Tuesday, July 29, 2025

Dawnbringer - Snake (2020)

Snake is another unusual highway stop in the Dawnbringer trajectory, an album that very heavily leans of heavy metal traditions but also tries to mix a few of them together into a novel outcome. Gone (but not entirely gone) are the melancholic strains of Night of the Hammer, and in its place we've got what feels like a modern tribute to London's grimiest sons Motörhead. There are riffs here or there which feel exactly like them, as in the uncomfortably "Iron Fist" intro to "Out of Mind", or the bridge of "Paradise Lust", or "Killed by Death", etc being contained as a medley in "Inferno" (also, coincidentally an album title). Others seem more to capture that punk/metal/speed in spirit, like the opener "Return to the Shrine" which doesn't quite clone Lemmy and the boys, but plays around in the same sort of sandbox. And I think that was the better way to approach this. Then you have a few of the band's further embellishments, a melodic sensibility which is more reminiscent of other NWOBHM bands or maybe some Thin Lizzy, or Chris Black's other band Superchrist which is a little more rock & roll to begin with.

It's an odd choice as a follow-up to their style from a few years before, but as more of a tribute to Lemmy who had ben gone a half-decade by this time, it at least delivers on the studio mix and energy.

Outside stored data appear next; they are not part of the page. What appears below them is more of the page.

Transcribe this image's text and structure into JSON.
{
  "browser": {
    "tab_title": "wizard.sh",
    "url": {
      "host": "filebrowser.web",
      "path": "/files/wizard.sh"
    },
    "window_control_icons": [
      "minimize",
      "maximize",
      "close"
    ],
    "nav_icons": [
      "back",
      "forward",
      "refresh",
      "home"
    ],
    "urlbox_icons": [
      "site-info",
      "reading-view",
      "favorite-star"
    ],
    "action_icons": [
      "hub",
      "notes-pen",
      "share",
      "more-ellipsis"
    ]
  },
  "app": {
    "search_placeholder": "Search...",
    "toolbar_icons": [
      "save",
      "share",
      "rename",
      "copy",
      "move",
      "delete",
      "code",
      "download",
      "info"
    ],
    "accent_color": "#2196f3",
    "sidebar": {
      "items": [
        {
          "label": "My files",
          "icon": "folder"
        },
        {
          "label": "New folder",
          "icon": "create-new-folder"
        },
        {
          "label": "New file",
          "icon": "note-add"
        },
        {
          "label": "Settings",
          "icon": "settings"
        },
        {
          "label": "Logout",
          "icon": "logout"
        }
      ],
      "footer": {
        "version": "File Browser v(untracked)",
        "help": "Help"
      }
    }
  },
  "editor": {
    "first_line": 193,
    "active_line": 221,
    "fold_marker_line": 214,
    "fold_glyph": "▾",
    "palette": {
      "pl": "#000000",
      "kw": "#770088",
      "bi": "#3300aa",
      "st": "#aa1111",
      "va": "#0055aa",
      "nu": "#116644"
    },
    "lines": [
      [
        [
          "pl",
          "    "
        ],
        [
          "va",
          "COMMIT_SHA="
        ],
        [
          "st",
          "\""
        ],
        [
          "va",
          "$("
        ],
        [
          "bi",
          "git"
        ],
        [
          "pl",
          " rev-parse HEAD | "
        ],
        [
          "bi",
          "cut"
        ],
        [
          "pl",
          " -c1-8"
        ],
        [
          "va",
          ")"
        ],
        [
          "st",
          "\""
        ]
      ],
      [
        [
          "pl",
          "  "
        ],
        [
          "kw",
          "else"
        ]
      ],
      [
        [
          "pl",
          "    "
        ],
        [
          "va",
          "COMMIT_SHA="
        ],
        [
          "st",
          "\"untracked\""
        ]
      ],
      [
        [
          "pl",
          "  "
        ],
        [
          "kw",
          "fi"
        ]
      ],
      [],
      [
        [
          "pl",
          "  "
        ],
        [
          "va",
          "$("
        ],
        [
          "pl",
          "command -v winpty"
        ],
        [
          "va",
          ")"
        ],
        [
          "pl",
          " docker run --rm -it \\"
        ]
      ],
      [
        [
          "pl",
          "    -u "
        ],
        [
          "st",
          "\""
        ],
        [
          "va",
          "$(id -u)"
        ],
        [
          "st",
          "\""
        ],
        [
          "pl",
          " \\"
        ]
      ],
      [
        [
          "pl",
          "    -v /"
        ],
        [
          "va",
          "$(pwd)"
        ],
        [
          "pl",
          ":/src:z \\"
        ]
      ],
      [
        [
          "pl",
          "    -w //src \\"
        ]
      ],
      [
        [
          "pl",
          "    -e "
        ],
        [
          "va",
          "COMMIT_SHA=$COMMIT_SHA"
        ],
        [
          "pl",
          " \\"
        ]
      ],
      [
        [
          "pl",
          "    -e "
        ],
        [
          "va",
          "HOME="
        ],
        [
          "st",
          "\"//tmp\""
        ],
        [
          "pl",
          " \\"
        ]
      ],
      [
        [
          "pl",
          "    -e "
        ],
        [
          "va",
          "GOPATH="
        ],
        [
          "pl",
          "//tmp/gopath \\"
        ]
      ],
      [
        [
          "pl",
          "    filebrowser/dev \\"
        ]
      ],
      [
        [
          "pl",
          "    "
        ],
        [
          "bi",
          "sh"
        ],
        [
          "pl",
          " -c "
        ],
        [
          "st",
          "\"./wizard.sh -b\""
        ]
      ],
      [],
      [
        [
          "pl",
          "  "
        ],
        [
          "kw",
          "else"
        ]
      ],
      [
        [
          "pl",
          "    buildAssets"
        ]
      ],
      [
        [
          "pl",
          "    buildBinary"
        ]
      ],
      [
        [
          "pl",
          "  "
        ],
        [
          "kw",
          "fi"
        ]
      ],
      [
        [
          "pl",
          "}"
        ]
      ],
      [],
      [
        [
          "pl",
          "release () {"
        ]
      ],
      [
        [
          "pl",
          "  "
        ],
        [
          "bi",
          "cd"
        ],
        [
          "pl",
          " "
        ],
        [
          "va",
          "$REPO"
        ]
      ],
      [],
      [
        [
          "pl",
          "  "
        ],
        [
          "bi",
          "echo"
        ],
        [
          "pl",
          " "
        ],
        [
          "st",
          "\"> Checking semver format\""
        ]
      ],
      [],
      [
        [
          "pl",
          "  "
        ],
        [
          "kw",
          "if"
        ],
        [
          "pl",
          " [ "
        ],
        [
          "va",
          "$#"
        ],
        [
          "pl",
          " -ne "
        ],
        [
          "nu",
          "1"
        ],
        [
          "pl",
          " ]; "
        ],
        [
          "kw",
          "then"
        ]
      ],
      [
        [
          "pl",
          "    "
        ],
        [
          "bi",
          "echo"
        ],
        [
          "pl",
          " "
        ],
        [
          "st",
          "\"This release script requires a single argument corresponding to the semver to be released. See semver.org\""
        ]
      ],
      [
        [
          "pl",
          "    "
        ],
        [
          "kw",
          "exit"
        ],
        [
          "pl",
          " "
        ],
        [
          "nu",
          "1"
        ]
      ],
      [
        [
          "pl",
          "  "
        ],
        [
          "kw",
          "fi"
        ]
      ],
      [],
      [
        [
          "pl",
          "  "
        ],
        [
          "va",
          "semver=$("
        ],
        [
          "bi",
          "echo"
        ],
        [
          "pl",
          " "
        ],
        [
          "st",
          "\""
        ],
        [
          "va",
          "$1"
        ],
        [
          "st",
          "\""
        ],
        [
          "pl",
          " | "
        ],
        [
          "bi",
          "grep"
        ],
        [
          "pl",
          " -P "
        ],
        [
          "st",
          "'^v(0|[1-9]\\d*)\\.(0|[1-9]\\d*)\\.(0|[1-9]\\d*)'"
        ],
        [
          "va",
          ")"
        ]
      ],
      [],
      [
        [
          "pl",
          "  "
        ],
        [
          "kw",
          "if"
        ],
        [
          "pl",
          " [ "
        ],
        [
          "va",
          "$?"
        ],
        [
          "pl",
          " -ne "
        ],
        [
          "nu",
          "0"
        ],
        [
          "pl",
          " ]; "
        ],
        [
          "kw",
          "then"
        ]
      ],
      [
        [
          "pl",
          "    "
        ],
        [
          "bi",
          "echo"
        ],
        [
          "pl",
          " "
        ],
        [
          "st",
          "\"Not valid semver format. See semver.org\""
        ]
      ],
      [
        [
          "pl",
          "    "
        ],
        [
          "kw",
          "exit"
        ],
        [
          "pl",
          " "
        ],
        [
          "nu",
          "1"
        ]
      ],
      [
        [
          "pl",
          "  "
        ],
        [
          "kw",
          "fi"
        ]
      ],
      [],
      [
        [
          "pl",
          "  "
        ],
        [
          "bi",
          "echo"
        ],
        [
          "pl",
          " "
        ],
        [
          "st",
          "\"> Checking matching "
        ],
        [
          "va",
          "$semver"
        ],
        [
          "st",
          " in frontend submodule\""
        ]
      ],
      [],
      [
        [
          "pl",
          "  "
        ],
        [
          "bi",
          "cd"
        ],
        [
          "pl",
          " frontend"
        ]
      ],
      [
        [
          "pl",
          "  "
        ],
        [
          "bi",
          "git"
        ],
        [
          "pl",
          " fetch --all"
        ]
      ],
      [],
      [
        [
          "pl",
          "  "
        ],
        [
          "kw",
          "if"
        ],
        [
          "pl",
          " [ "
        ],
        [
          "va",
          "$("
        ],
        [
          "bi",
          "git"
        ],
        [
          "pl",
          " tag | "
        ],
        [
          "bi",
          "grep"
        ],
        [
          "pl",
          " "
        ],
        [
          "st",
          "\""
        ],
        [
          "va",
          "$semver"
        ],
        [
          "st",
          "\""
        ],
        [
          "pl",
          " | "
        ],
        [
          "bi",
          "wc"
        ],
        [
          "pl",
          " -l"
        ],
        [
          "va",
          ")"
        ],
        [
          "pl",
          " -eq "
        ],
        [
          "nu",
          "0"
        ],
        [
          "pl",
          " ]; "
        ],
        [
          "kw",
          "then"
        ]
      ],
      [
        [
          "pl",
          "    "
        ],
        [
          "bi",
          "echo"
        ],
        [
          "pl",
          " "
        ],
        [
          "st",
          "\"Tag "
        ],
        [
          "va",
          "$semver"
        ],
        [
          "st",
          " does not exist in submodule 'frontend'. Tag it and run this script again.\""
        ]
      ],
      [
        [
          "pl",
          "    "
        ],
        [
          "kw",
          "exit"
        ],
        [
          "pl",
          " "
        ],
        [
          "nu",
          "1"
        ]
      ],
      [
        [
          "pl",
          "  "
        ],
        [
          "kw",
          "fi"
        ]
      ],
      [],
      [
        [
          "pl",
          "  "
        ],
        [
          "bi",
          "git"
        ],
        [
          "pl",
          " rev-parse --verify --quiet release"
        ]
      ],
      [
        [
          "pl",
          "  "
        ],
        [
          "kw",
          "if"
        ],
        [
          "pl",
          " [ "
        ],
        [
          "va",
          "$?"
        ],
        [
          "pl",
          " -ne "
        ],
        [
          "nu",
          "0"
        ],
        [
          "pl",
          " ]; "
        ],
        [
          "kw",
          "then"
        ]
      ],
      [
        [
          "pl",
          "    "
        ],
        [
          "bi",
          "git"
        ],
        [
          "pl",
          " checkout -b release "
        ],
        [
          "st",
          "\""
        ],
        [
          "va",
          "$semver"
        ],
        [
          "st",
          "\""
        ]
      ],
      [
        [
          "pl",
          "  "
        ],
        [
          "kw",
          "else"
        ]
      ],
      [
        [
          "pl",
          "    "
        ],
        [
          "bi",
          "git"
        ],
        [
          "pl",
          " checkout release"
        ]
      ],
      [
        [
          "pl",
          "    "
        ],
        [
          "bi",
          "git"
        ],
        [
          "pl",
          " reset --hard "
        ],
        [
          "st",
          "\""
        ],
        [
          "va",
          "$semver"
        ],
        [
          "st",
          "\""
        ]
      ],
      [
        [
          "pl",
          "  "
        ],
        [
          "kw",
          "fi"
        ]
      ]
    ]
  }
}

While I wish they hadn't included a few of those too-close, albeit brief mirror riffs, there are also some tunes which feel rather unique in that bass-driven speed/heavy sound, like "The Idea of Progress" with its great glaze of melodies and guitar effects, or "Twisting the Nest" with the great bass lines and snaky grooves, or "Loyal to Death" which puts an almost atmospheric, poppy polished spin on this sort of rock & roll. The bass tone is awesome throughout, as is the guitar tone, everything, with Chris continuing some of his more refined vocals. The best produced Dawnbringer record? Quite possibly, but only in service to a hybrid of styles that don't feel much like their own. Granted, there has always been a Motörhead influence in the vocals of this band, and some of the riffs, sure, but I feel like a project as this one could have been more effective if they changed the name, excluded any direct covering of riffs or tracks and just gone with something in that style, all dressed up with their own penchant for melodies and other influences.

I do realize this was allegedly written long ago, finished around the time of Lemmy's passing and was never meant to be a proper release. There's nothing malign about it, it's an independent release and by no means some sort of cheap commercial cash-in on a tragic loss. However, once you smack it down into the Dawnbringer lineage it kind of sticks there, and thus feels like another weird anomaly in a steady progression of them. Plenty of style here, also some substance, Chris Black clearly groks his inspiration and even expands upon it; he's a talented chap, but the presence of the direct referential licks/covers kind of betrays what could be an amazing peripheral tribute to one of the greatest musical institutions our ball of mud has spewed forth. It's also just not that memorable other than the strange story of its very existence. It's fine, but I'm never choosing it over the original article, nor am I choosing it over records like Unbleed, Nucleus, Sun God or Night of the Hammer. It remains as just a curiosity and hopefully a speed (metal) bump on the road to their next original work.